France: le dilemme de l’UMP

Bernard Delattre, Correspondant à Paris Publié le - Mis à jour le

A l’une ou l’autre exception près (l’ex-Premier ministre Jean-Pierre Raffarin, ou la sénatrice et ex-ministre Chantal Jouanno), ils avaient toujours été très taiseux, les cadors de la droite sarkozyste rétifs à la "dérive droitière" de l’UMP, comme l’a fustigée lundi Jean-Pierre Raffarin.

Taiseux, d’abord, par crainte de déplaire à Nicolas Sarkozy, à l’origine de ce durcissement. Taiseux, tout autant, après la défaite sarkozyste à la présidentielle : les grandes explications avaient été reportées à l’après-législatives. Certains de ces ténors (Nathalie Kosciusko-Morizet, François Fillon ou Alain Juppé) étaient même revenus sur leurs positions antérieures, concernant la consigne de vote à donner par l’UMP en cas de duels au second tour entre candidats lepénistes et socialistes.

Mais les langues semblent se délier, depuis la défaite législative de l’UMP. Lourde défaite: quelque cent sièges perdus, et un score moins bon encore que celui des législatives de 1997, qui n’était déjà pas fameux.

"L’UMP n’a pas à aller braconner sur telle ou telle terre.
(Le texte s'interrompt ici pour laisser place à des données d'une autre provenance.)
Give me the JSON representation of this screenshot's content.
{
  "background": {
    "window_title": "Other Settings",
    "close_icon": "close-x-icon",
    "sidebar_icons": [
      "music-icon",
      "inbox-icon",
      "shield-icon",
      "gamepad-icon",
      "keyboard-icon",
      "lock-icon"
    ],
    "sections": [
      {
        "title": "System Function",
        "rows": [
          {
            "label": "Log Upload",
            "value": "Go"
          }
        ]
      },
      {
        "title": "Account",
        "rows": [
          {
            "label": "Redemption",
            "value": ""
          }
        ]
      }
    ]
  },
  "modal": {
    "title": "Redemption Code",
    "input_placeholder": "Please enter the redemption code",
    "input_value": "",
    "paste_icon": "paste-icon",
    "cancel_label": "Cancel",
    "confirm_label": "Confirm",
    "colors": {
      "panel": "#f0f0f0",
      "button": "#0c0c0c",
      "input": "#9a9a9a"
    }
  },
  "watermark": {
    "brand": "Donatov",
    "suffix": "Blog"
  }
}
A trop courir derrière le FN, on le crédibilise", a ainsi sermonné, lundi, l’ex-ministre François Baroin. "La dérive droitière a échoué", a estimé le sénateur Raffarin. "L’UMP doit clarifier ses valeurs", a exigé l’ex-Premier ministre Alain Juppé : "Quand certains de nos amis affirment se reconnaître dans les valeurs du FN, cela trouble notre électorat".
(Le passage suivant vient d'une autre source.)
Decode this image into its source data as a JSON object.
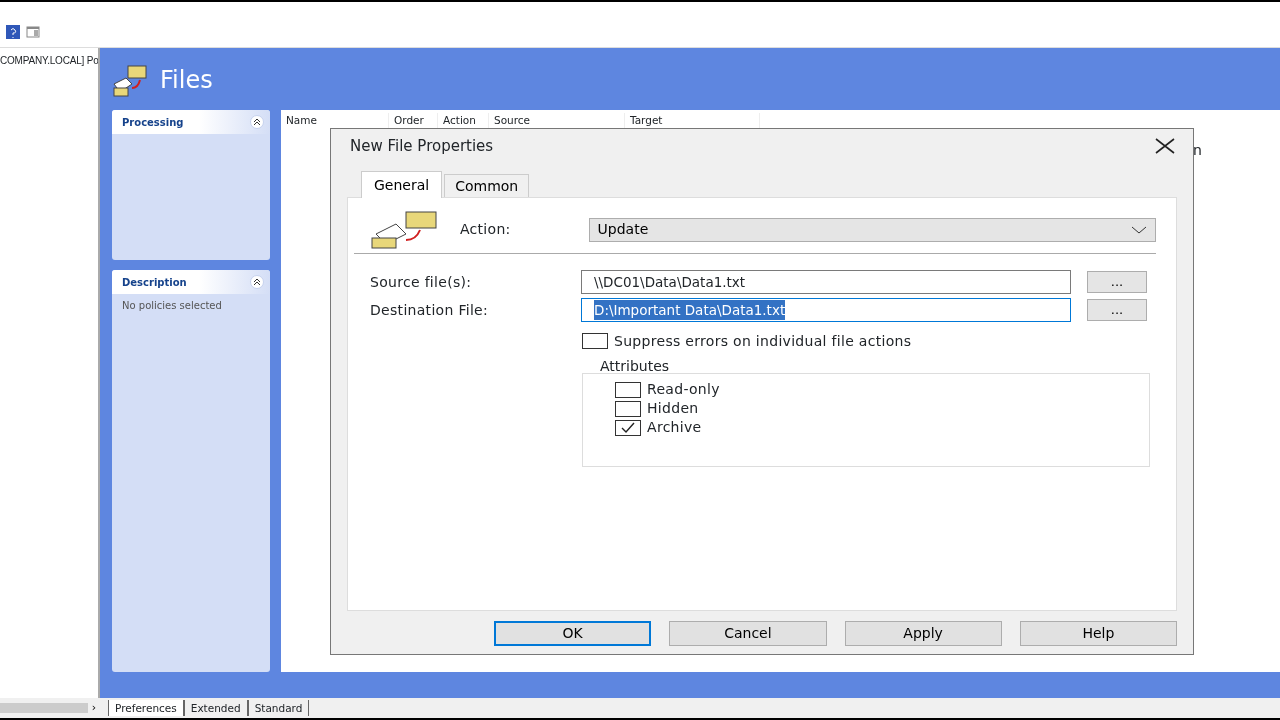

Le chef du gouvernement sortant, François Fillon, a prophétisé qu’il était "terminé le temps des illusions et des slogans" - sans préciser s’il parlait du PS ou de l’UMP. "Il faut une profonde remise en cause", a plaidé l’ex-ministre Xavier Bertrand. "Triste défaite, qui sanctionne la stratégie de droitisation", a jugé Chantal Jouanno. "Ce n’est pas mon point de vue", a réagi le n°1 de l’UMP, Jean-François Copé. Qui a récusé les critiques de ces opposants pour certains si soudainement loquaces.

Ces prises de position sur la ligne du parti dissimulent mal, bien sûr, de purs soucis carriéristes et luttes d’influences, la plupart de ces personnalités pouvant prétendre jouer un rôle dans la succession de Nicolas Sarkozy. Les hostilités entre candidats à la tête de l’UMP vont croître en intensité jusqu’à l’automne, moment où ce parti, en congrès - fratricide ? - choisira sa ligne et son prochain leader. Mais, déjà, la guerre de positions a débuté, entre caciques sarkozystes. L’illustreront, cette semaine, les luttes entre courants lors de la désignation du chef de file des députés sarkozystes.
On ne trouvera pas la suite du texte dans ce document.